DL: What are the keys to success in marketing your books?
JA: Visibility and Word of Mouth: Social Media, Website, Book Festivals/Special Events – I like book festivals and special events the most because I enjoy engaging and interacting with people/customers.

DL: What advice would you give to aspiring writers?
JA: Learn the business as well as your craft. Keep writing and reading, know your genre, discover your style, and know when to stop editing. There will always be something you want to change.

DL: How about sharing an excerpt from “Deep Waters”?
JA: Sure. This scene occurs in Northern Virginia at a Christmas dinner party among the main characters.

Copyright@2018 by Janice N. Adams

Chris approached the townhouse, eyeing his beloved Cierra the entire way. He desperately wanted to embrace her. Cierra and Paul descended the brightly lit steps adorned with Christmas lights. As they passed Chris, Paul observed him trying to touch Cierra’s hand. He tensed, then quickly extended his hand to greet Chris, causing him to cease his obvious intention.

“What’s up? Chris, right? I’m Paul,” he stated in a matter of fact way.

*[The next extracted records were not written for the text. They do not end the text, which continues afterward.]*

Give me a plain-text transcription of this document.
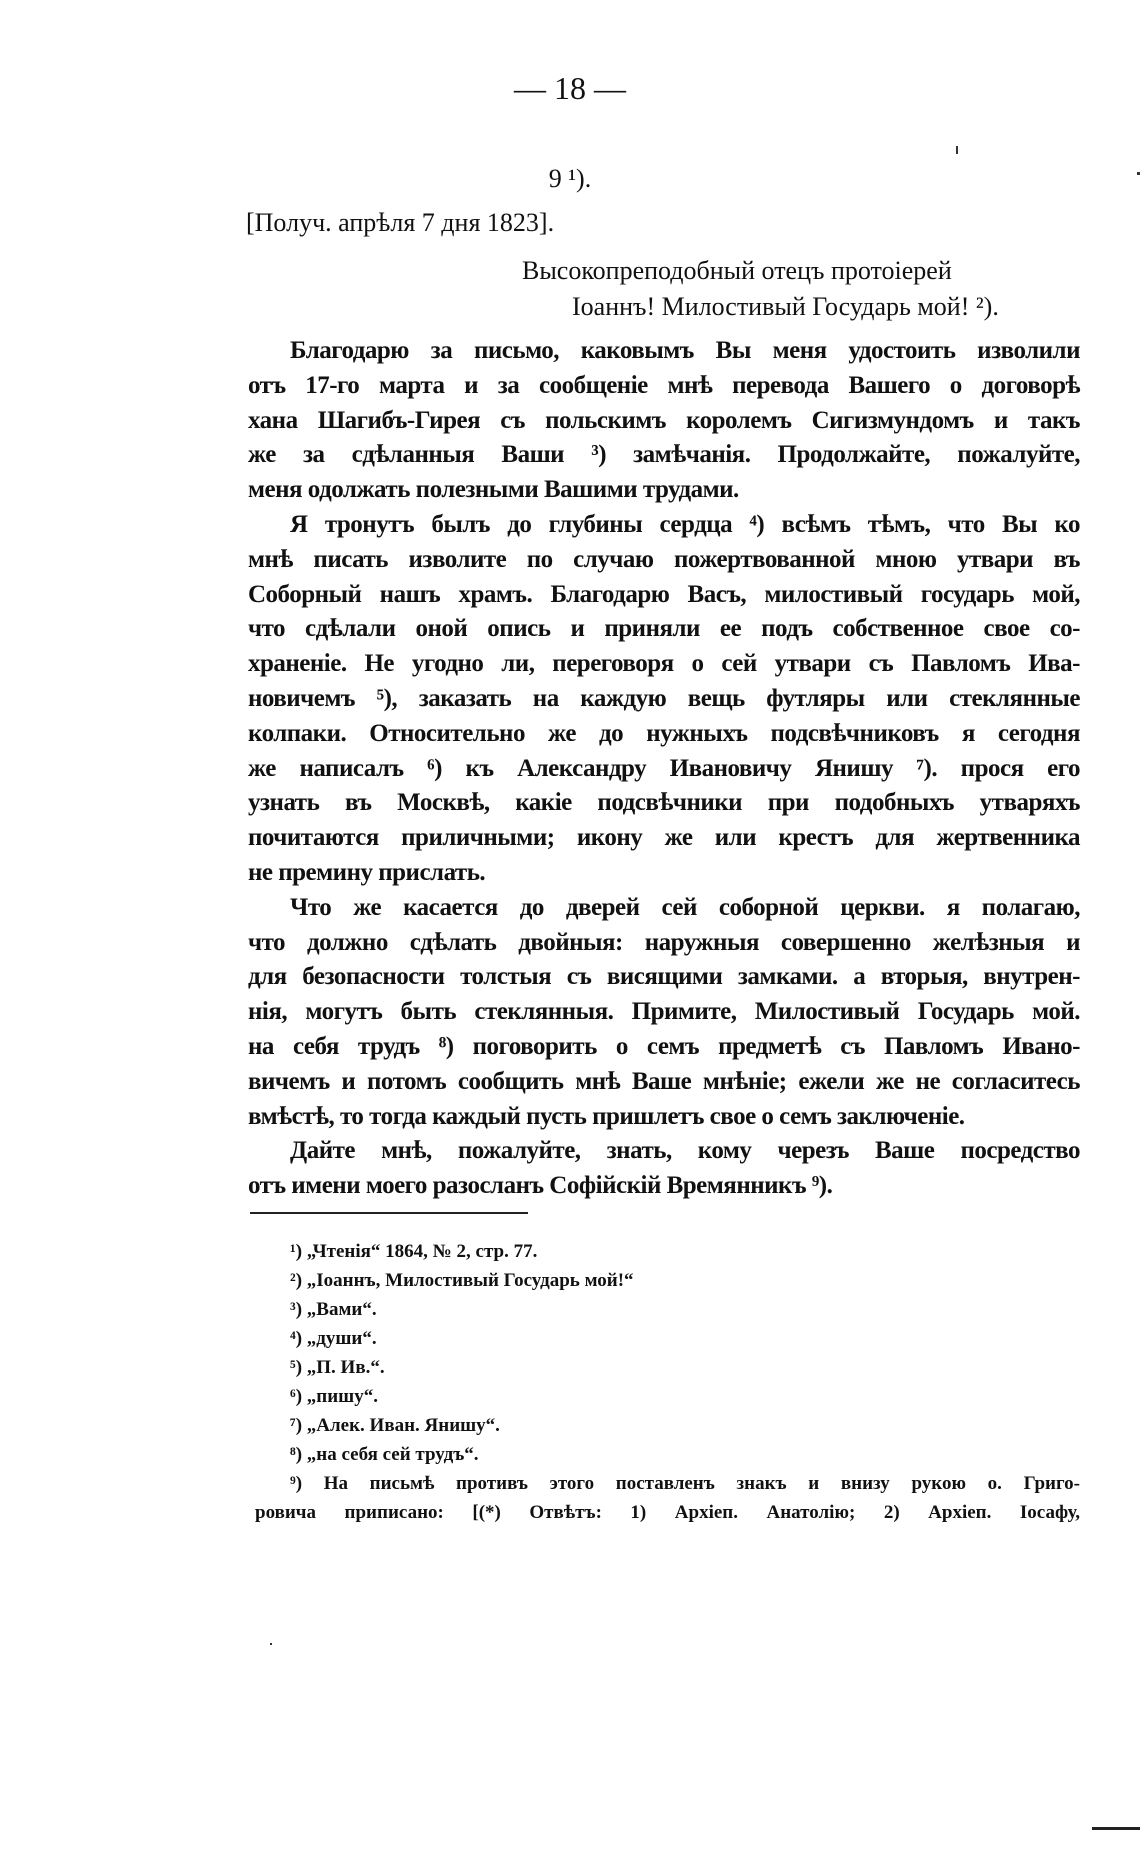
— 18 —
9 ¹).
[Получ. апрѣля 7 дня 1823].
Высокопреподобный отецъ протоіерей
Іоаннъ! Милостивый Государь мой! ²).
Благодарю за письмо, каковымъ Вы меня удостоить изволили
отъ 17-го марта и за сообщеніе мнѣ перевода Вашего о договорѣ
хана Шагибъ-Гирея съ польскимъ королемъ Сигизмундомъ и такъ
же за сдѣланныя Ваши ³) замѣчанія. Продолжайте, пожалуйте,
меня одолжать полезными Вашими трудами.
Я тронутъ былъ до глубины сердца ⁴) всѣмъ тѣмъ, что Вы ко
мнѣ писать изволите по случаю пожертвованной мною утвари въ
Соборный нашъ храмъ. Благодарю Васъ, милостивый государь мой,
что сдѣлали оной опись и приняли ее подъ собственное свое со-
храненіе. Не угодно ли, переговоря о сей утвари съ Павломъ Ива-
новичемъ ⁵), заказать на каждую вещь футляры или стеклянные
колпаки. Относительно же до нужныхъ подсвѣчниковъ я сегодня
же написалъ ⁶) къ Александру Ивановичу Янишу ⁷). прося его
узнать въ Москвѣ, какіе подсвѣчники при подобныхъ утваряхъ
почитаются приличными; икону же или крестъ для жертвенника
не премину прислать.
Что же касается до дверей сей соборной церкви. я полагаю,
что должно сдѣлать двойныя: наружныя совершенно желѣзныя и
для безопасности толстыя съ висящими замками. а вторыя, внутрен-
нія, могутъ быть стеклянныя. Примите, Милостивый Государь мой.
на себя трудъ ⁸) поговорить о семъ предметѣ съ Павломъ Ивано-
вичемъ и потомъ сообщить мнѣ Ваше мнѣніе; ежели же не согласитесь
вмѣстѣ, то тогда каждый пусть пришлетъ свое о семъ заключеніе.
Дайте мнѣ, пожалуйте, знать, кому черезъ Ваше посредство
отъ имени моего разосланъ Софійскій Времянникъ ⁹).
¹) „Чтенія“ 1864, № 2, стр. 77.
²) „Іоаннъ, Милостивый Государь мой!“
³) „Вами“.
⁴) „души“.
⁵) „П. Ив.“.
⁶) „пишу“.
⁷) „Алек. Иван. Янишу“.
⁸) „на себя сей трудъ“.
⁹) На письмѣ противъ этого поставленъ знакъ и внизу рукою о. Григо-
ровича приписано: [(*) Отвѣтъ: 1) Архіеп. Анатолію; 2) Архіеп. Іосафу,
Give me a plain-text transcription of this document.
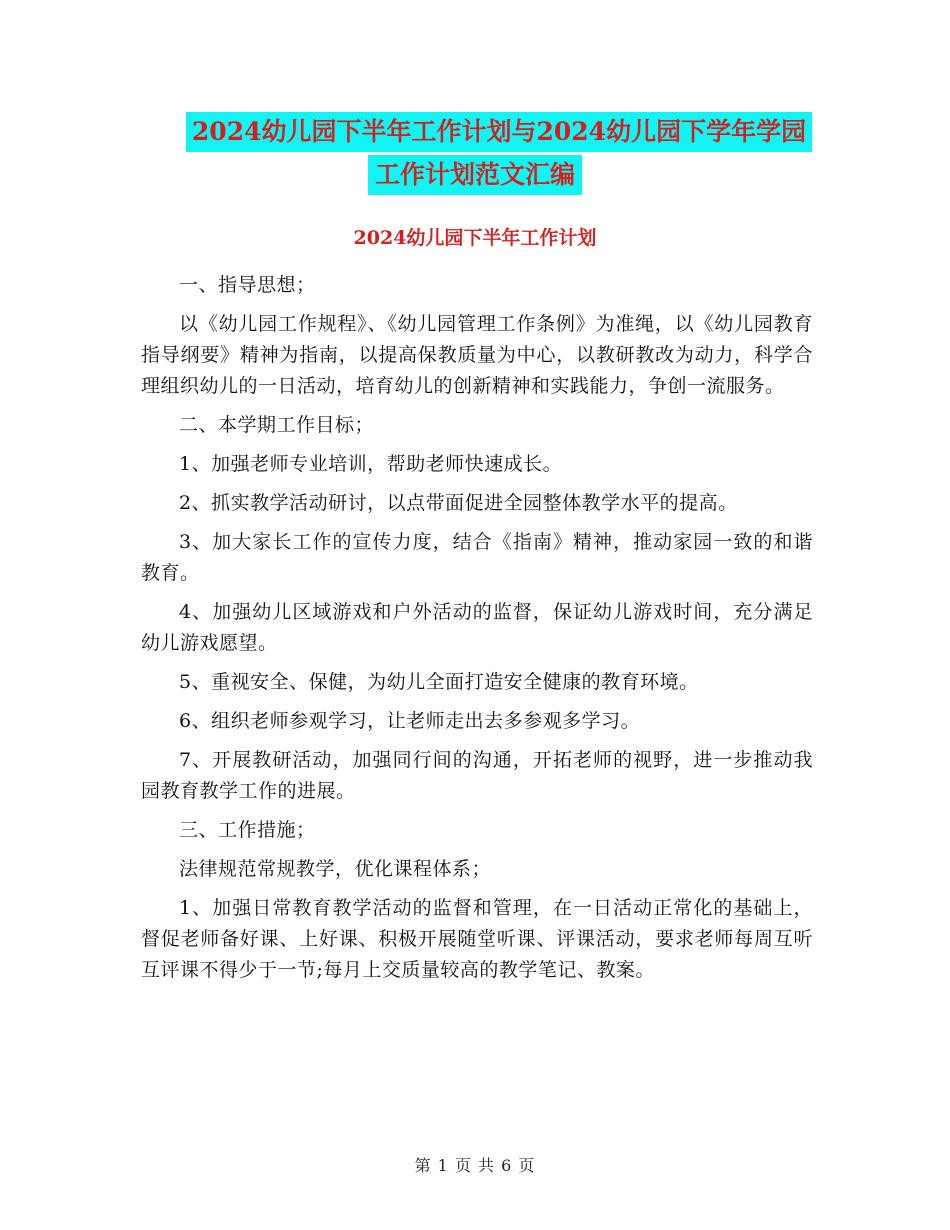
2024幼儿园下半年工作计划与2024幼儿园下学年学园
工作计划范文汇编
2024幼儿园下半年工作计划

一、指导思想；

以《幼儿园工作规程》、《幼儿园管理工作条例》为准绳，以《幼儿园教育指导纲要》精神为指南，以提高保教质量为中心，以教研教改为动力，科学合理组织幼儿的一日活动，培育幼儿的创新精神和实践能力，争创一流服务。

二、本学期工作目标；

1、加强老师专业培训，帮助老师快速成长。

2、抓实教学活动研讨，以点带面促进全园整体教学水平的提高。

3、加大家长工作的宣传力度，结合《指南》精神，推动家园一致的和谐教育。

4、加强幼儿区域游戏和户外活动的监督，保证幼儿游戏时间，充分满足幼儿游戏愿望。

5、重视安全、保健，为幼儿全面打造安全健康的教育环境。

6、组织老师参观学习，让老师走出去多参观多学习。

7、开展教研活动，加强同行间的沟通，开拓老师的视野，进一步推动我园教育教学工作的进展。

三、工作措施；

法律规范常规教学，优化课程体系；

1、加强日常教育教学活动的监督和管理，在一日活动正常化的基础上，督促老师备好课、上好课、积极开展随堂听课、评课活动，要求老师每周互听互评课不得少于一节;每月上交质量较高的教学笔记、教案。

第 1 页 共 6 页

Humph - This clown must be trippin’. What the hell has Cierra told him about me? Chris wondered. He ignored Paul’s gesture and continued to look at Cierra. He walked slowly past her and whispered in her ear, “What are you doing? You know where your heart belongs.”

Cierra pretended not to hear him and held onto Paul’s arm as they kept walking to Paul’s car.

Chris lingered at the front door as Rachel hung up his coat and Damien greeted him.

As Paul drove past the townhouse, Cierra and Chris’ eyes met, seconds before Rachel closed the door. Cierra thought about seeing his bracelet in Rachel’s jewelry drawer.

“Ci, are you OK?” Paul asked, concerned where her thoughts had taken her.

“Yes, I’m just tired.”

“It’s been quite the evening,” Paul admitted.

“Yes, it has,” she agreed.

As Paul drove, Cierra stared at the starry sky and prayed.

Lord, please reveal the truth to me. Something feels weird about all this, and I’m not even sure what ‘this’ is, but something is not quite right. Amen.

DL: What’s next for you?
JA: Create a book trailer, complete and publish Deep Waters.

DL: Where can readers find out more about you and your book(s)?

·         Website: www.janicenadams.com

·         Amazon Author Page: Janice N. Adams

o   “A Heart’s Journey: To Quench a Thirsty Soul” by Janice N. Adams

o   “About My Father’s Business” by Janice N. Adams

o   About My Father’s Footsteps” by Janice N. Adams

o   “Another Time Another Place” by Zane

·         Facebook: https://www.facebook.com/janicenadams.author/

It’s been a pleasure having you here with us today. I know my readers will enjoy getting to know you and your work.